Notre rapport retient donc une approche équilibrée sur les questions de fiscalité. Taxer les industries agroalimentaires pour les inciter à reformuler les recettes de leurs produits ultra-transformés me semblerait par exemple très pertinent. Le produit de cette fiscalité pourrait servir à financer d'autres dispositifs, comme les chèques alimentation, et diriger ainsi les consommateurs vers des produits sains.
Madame Puissat, le transport bariatrique ne fait pas du tout l'objet de notre rapport.
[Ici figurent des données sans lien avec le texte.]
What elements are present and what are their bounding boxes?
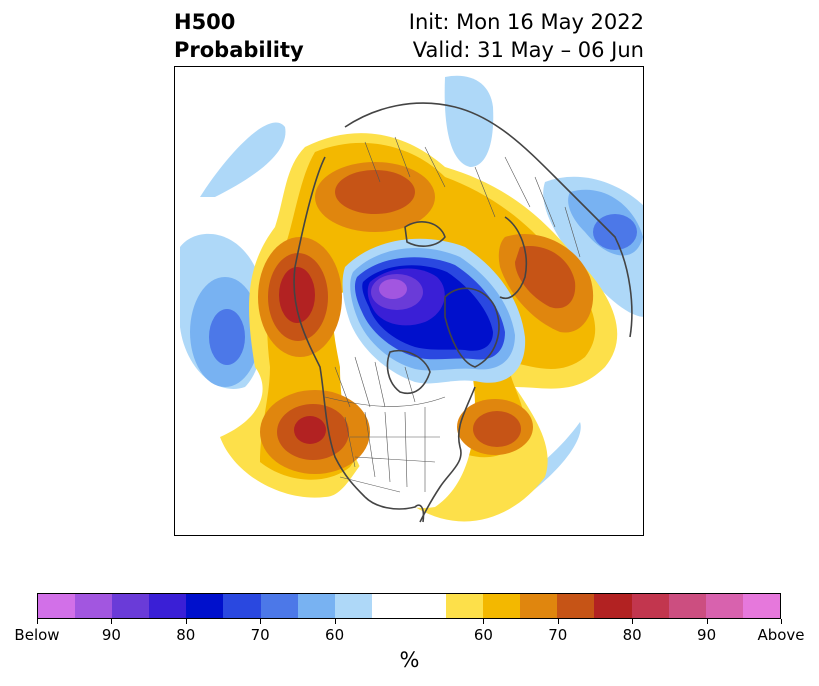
colorbar-tick	[260, 619, 261, 624]
init-date: Init: Mon 16 May 2022	[408, 10, 644, 34]
coastline-arctic-islands	[404, 221, 446, 247]
colorbar-segment	[557, 594, 595, 618]
colorbar-tick	[707, 619, 708, 624]
colorbar-segment	[38, 594, 76, 618]
colorbar-tick	[186, 619, 187, 624]
border-states-grid	[344, 407, 440, 492]
valid-period: Valid: 31 May – 06 Jun	[412, 38, 644, 62]
probability-fields	[180, 75, 643, 522]
colorbar-tick	[632, 619, 633, 624]
chart-title-left: H500 Probability	[174, 8, 304, 64]
coastline-eurasia	[344, 102, 633, 338]
colorbar-tick	[483, 619, 484, 624]
above-core-eurasia-75	[515, 246, 576, 309]
below-contour-pacific-core	[209, 309, 245, 365]
colorbar-segment	[446, 594, 484, 618]
coastlines	[293, 102, 633, 523]
political-borders	[324, 136, 581, 493]
colorbar-ticks	[0, 619, 819, 625]
colorbar-segment	[705, 594, 743, 618]
colorbar-segment	[334, 594, 372, 618]
title-variable: H500	[174, 10, 236, 34]
above-core-western-us-80	[294, 416, 326, 444]
colorbar-segment	[408, 594, 447, 618]
colorbar-tick-label: Above	[757, 626, 805, 644]
above-core-siberia-75	[335, 170, 415, 214]
colorbar-tick-label: 70	[548, 626, 568, 644]
colorbar-tick	[37, 619, 38, 624]
coastline-hudson-bay	[386, 350, 431, 394]
colorbar-segment	[668, 594, 706, 618]
coastline-greenland	[444, 287, 500, 368]
colorbar-tick-label: 70	[250, 626, 270, 644]
colorbar-tick-label: 60	[473, 626, 493, 644]
colorbar-segment	[483, 594, 521, 618]
above-core-atlantic-75	[473, 411, 521, 447]
colorbar-segment	[223, 594, 261, 618]
colorbar-segment	[297, 594, 335, 618]
colorbar-segment	[149, 594, 187, 618]
colorbar-segment	[112, 594, 150, 618]
colorbar-tick-label: 80	[622, 626, 642, 644]
below-arctic-90	[379, 279, 407, 299]
colorbar-tick-label: 60	[325, 626, 345, 644]
colorbar-tick	[111, 619, 112, 624]
above-core-alaska-80	[279, 267, 315, 323]
title-quantity: Probability	[174, 38, 304, 62]
coastline-north-america-east	[419, 386, 476, 523]
coastline-gulf	[364, 496, 425, 523]
colorbar-unit-label: %	[399, 648, 420, 672]
colorbar-segment	[594, 594, 632, 618]
below-contour-bering	[200, 122, 286, 197]
colorbar-segment	[371, 594, 409, 618]
colorbar	[37, 593, 781, 619]
border-eurasia	[364, 136, 581, 258]
colorbar-segment	[186, 594, 224, 618]
colorbar-segment	[520, 594, 558, 618]
colorbar-segment	[742, 594, 780, 618]
colorbar-tick-label: 80	[176, 626, 196, 644]
chart-title-right: Init: Mon 16 May 2022 Valid: 31 May – 06…	[409, 8, 644, 64]
border-provinces	[334, 356, 416, 408]
border-us-mexico	[339, 476, 401, 493]
colorbar-tick-label: Below	[14, 626, 60, 644]
below-contour-greenland	[444, 75, 494, 167]
probability-map	[180, 75, 643, 523]
coastline-north-america-west	[293, 156, 366, 498]
colorbar-tick	[558, 619, 559, 624]
colorbar-segment	[631, 594, 669, 618]
colorbar-segment	[75, 594, 113, 618]
colorbar-tick-label: 90	[101, 626, 121, 644]
colorbar-segment	[260, 594, 298, 618]
colorbar-tick-label: 90	[697, 626, 717, 644]
coastline-scandinavia	[499, 216, 528, 299]
below-contour-europe-core	[593, 214, 637, 250]
colorbar-tick	[335, 619, 336, 624]
colorbar-tick	[781, 619, 782, 624]
colorbar-tick-labels: Below 90 80 70 60 60 70 80 90 Above	[0, 626, 819, 646]
map-panel	[174, 66, 644, 536]
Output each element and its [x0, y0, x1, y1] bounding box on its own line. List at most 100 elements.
Mme la présidente me dit que les choses n'ont en revanche pas bougé sur ce sujet...
Au-delà de la vingtaine de maladies chroniques induites par le surpoids et l'obésité, cette pathologie entraîne aussi des retards de dépistage de cancer, notamment chez la femme, qui souffre de l'image dévalorisante de son corps... Il faut aussi tenir compte de nombreux aspects psychologiques.
Mme Catherine Deroche , présidente . - Bravo pour le travail très complet que vous avez mené. Je vais maintenant demander à la commission de se prononcer sur l'ensemble des recommandations et d'autoriser la publication de ce rapport d'information, dont je précise le titre : « Surpoids et obésité, l'autre pandémie ».
La commission approuve les recommandations et autorise la publication du rapport.